Lincoln -- The goldenrod on our prairie northwest of Lincoln has been in full flower this month. Bright orange Monarch butterflies on bright yellow goldenrods make for irresistible photo opportunities.

So we had a smartphone photo of a local goldenrod handy when visiting the Bessey Herbarium in Nebraska Hall last week. Exactly which species of goldenrod was it, we asked. Turns out it was Stiff Goldenrod (Solidago rigida). The oldest such specimen in the herbarium's collection dates from September 18, 1873; it was collected in Lancaster County by none other than the early Nebraska naturalist and professor Samuel Aughey, promoter (and perhaps originator) of the "rain follows the plow" theory and a great favorite of railroad companies.

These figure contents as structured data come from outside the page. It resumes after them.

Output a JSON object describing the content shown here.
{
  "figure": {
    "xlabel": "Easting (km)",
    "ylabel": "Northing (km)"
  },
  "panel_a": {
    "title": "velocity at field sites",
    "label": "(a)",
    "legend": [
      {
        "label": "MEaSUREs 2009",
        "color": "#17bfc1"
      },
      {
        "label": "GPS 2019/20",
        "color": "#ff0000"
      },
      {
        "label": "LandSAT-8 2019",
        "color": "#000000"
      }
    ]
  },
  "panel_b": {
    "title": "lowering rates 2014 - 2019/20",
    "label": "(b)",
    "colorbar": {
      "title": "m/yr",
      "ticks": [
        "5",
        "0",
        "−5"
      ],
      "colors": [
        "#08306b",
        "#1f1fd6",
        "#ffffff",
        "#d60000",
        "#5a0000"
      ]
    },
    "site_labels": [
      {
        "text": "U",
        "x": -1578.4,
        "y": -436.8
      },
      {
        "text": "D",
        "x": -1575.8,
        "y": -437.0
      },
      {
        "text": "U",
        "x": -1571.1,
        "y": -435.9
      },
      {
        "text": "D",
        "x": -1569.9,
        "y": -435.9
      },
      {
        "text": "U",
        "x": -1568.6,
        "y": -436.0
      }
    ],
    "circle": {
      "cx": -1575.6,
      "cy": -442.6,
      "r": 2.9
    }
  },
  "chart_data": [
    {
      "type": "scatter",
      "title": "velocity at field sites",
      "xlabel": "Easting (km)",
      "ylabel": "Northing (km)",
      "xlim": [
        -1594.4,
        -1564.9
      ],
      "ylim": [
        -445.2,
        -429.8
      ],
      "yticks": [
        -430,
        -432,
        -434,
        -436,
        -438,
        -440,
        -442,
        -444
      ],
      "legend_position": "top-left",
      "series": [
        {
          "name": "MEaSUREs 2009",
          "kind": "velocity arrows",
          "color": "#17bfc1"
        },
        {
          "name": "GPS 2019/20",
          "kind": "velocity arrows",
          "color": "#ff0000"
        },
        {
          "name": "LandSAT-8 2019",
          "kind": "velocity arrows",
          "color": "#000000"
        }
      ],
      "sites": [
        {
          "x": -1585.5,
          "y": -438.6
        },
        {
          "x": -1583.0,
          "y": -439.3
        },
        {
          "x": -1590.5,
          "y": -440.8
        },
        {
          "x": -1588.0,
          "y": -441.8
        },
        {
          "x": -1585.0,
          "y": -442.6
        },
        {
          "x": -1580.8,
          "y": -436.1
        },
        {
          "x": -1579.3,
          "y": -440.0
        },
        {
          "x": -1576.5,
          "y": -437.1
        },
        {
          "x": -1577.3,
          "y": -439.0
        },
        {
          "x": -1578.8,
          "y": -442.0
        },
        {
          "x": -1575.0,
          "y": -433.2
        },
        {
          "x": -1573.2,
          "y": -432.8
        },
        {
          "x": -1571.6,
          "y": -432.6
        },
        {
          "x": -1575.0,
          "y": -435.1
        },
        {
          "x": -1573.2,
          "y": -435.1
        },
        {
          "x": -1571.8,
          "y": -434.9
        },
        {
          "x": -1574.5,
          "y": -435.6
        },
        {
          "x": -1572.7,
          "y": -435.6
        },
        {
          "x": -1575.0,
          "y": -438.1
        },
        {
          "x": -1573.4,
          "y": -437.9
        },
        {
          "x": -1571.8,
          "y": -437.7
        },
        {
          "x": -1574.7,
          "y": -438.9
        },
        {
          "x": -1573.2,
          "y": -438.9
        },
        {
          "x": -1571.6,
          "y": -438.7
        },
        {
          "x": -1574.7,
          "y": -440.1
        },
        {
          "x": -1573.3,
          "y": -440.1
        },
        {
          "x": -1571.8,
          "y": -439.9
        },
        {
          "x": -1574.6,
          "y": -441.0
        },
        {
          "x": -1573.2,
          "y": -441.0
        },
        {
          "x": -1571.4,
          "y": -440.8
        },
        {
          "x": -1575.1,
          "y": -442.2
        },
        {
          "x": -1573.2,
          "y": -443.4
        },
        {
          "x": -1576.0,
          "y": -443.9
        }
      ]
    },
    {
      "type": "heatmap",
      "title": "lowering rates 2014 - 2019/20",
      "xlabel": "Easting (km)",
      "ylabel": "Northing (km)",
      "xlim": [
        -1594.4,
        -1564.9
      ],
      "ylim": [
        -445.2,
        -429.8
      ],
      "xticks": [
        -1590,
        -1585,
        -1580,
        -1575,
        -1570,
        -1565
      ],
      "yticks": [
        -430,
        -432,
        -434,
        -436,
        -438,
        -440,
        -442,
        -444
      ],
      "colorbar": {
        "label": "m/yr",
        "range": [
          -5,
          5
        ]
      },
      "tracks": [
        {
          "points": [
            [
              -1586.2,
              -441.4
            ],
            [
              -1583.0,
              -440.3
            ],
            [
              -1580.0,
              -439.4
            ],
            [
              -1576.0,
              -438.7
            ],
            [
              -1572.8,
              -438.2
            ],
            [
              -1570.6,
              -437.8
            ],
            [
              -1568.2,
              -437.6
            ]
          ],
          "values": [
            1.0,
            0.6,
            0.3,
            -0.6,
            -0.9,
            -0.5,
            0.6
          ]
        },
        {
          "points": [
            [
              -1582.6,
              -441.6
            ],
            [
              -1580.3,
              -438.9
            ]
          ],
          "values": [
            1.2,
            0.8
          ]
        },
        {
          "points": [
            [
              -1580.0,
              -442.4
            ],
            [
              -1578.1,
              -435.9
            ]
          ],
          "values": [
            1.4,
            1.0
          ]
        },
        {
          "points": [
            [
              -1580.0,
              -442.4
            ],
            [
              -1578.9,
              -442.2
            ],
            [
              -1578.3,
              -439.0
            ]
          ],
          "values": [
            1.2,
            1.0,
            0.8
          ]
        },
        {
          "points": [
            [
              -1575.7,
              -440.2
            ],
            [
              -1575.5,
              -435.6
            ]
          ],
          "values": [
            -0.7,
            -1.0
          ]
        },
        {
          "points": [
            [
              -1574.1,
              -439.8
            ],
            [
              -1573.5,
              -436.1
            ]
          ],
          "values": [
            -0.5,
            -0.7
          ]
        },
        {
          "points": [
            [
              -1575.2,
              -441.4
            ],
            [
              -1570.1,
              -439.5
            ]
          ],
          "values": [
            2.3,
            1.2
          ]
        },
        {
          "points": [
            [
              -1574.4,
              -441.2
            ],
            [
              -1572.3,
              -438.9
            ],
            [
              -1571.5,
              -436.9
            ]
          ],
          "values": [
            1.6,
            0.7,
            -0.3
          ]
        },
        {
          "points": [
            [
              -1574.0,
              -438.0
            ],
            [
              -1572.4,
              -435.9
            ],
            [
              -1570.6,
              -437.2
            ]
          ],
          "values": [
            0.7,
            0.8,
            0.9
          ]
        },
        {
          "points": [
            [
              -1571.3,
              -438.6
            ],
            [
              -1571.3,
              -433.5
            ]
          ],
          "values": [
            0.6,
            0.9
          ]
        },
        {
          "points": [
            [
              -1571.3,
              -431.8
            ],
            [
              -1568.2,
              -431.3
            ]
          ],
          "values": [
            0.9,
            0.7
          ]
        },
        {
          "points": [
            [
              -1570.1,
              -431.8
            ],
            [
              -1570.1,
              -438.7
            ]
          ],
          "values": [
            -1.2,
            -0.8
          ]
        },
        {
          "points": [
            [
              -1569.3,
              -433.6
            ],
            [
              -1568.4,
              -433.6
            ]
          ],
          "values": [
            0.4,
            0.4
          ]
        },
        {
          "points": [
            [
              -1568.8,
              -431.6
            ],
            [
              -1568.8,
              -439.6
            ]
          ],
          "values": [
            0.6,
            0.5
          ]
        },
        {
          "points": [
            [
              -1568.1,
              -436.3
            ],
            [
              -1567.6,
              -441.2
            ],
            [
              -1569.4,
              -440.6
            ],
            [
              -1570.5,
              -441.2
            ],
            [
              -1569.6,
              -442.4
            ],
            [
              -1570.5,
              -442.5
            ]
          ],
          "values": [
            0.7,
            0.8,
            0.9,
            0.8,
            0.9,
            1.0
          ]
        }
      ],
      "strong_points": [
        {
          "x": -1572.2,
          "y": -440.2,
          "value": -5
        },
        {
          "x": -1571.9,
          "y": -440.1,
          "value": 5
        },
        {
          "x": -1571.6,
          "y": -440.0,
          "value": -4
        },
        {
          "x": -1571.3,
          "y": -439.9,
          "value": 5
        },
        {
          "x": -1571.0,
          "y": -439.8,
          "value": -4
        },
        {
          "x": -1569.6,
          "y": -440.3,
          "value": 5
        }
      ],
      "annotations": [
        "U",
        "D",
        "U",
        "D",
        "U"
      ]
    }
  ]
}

But it was another goldenrod specimen in the collection, Tall Goldenrod (Solidago gigantea), that convinced us we had discovered golden treasure. Tall Goldenrod is the Nebraska State Flower. In the herbarium, in a special cabinet, is the actual speciman that the Nebraska Legislature had before it when it made the designation in 1895. The backing paper has a note from Charles Bessey himself verifying it. The speciman was collected in Holt County in 1893 by Frederic Clements. This was the year Clements and Roscoe Pound crossed northern Nebraska, collecting plants for their subsequent publication Phytogeography of Nebraska, a work of far-reaching influence well beyond the borders of the state and nation.

The Bessey Herbarium is a remarkable place with both a current and historic collection but it receives scant support from the University and State. Its budget was cut severely in 2003 and funding has not been restored.